Осташа не обеспокоился за Вукола. По всему было ясно, что барка Вукола пройдет вдоль бойца скользом. Вукол что-то злобно орал в трубу. Его бурлаки махали потесями, а потом отбросили их и отскочили в сторону. Барка пробуравила темный след по белому пеннику мимо скалы, и скала походя, как соломинки, обломила обе потеси по левому борту. Вуколу повезло: за Соколом тянулся плес, который дал передышку, чтобы вытащить новые весла. Осташины бурлаки загомонили, довольные лихостью бескровной развязки.
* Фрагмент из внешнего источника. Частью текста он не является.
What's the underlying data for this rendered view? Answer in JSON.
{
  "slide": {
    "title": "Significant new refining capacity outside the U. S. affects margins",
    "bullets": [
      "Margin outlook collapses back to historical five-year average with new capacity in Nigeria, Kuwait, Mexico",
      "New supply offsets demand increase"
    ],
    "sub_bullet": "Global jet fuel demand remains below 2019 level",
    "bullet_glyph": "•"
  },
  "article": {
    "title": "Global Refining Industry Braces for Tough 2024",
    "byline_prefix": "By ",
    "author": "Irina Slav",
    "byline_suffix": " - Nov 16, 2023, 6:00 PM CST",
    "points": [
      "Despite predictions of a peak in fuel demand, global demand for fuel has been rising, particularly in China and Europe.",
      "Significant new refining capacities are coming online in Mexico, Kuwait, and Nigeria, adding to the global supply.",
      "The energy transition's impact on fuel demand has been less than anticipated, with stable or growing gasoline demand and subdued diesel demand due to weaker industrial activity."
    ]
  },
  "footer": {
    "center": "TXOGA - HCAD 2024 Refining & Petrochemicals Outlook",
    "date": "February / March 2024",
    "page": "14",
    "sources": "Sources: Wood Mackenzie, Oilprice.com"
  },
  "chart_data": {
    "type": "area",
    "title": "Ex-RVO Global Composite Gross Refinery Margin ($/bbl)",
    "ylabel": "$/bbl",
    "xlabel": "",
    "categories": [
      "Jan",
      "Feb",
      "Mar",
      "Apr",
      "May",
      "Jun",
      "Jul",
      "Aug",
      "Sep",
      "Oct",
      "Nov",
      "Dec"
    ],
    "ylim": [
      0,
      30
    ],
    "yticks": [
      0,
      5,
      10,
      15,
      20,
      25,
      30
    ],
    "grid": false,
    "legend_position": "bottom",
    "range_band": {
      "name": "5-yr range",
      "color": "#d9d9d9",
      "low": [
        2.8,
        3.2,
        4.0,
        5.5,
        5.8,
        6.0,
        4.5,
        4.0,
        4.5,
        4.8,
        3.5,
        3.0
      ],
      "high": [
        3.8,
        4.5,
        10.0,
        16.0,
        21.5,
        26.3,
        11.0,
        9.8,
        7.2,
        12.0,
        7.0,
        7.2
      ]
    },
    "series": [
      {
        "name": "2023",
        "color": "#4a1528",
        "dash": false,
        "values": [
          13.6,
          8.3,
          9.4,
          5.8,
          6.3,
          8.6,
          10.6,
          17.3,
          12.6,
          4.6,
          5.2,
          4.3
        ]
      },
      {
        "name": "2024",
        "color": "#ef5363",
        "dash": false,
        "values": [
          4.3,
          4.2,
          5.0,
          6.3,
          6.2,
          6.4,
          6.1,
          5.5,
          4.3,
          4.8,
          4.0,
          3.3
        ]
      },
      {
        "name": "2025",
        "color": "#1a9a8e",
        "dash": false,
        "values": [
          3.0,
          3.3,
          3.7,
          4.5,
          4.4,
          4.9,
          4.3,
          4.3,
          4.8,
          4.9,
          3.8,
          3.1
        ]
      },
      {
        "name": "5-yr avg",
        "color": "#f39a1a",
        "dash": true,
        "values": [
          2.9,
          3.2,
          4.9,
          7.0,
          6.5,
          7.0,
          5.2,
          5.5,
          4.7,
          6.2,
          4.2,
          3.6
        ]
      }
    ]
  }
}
Они уже потихоньку освоились, перестали пугаться любой скалы, любого поворота. Осташа по ходу барки ощутил, что их работа стала дружнее, слаженнее, и потому барка словно обраталась, смирила норов, сделалась послушной, как лошадь. Разогревшись, бурлаки сбрасывали на палубу одежу. Оставив свой кочеток на потеси Поздея, Бакирка пробежал по барке, собирая армяки в охапку, и отнес их в льяло, чтобы не замочило дождем.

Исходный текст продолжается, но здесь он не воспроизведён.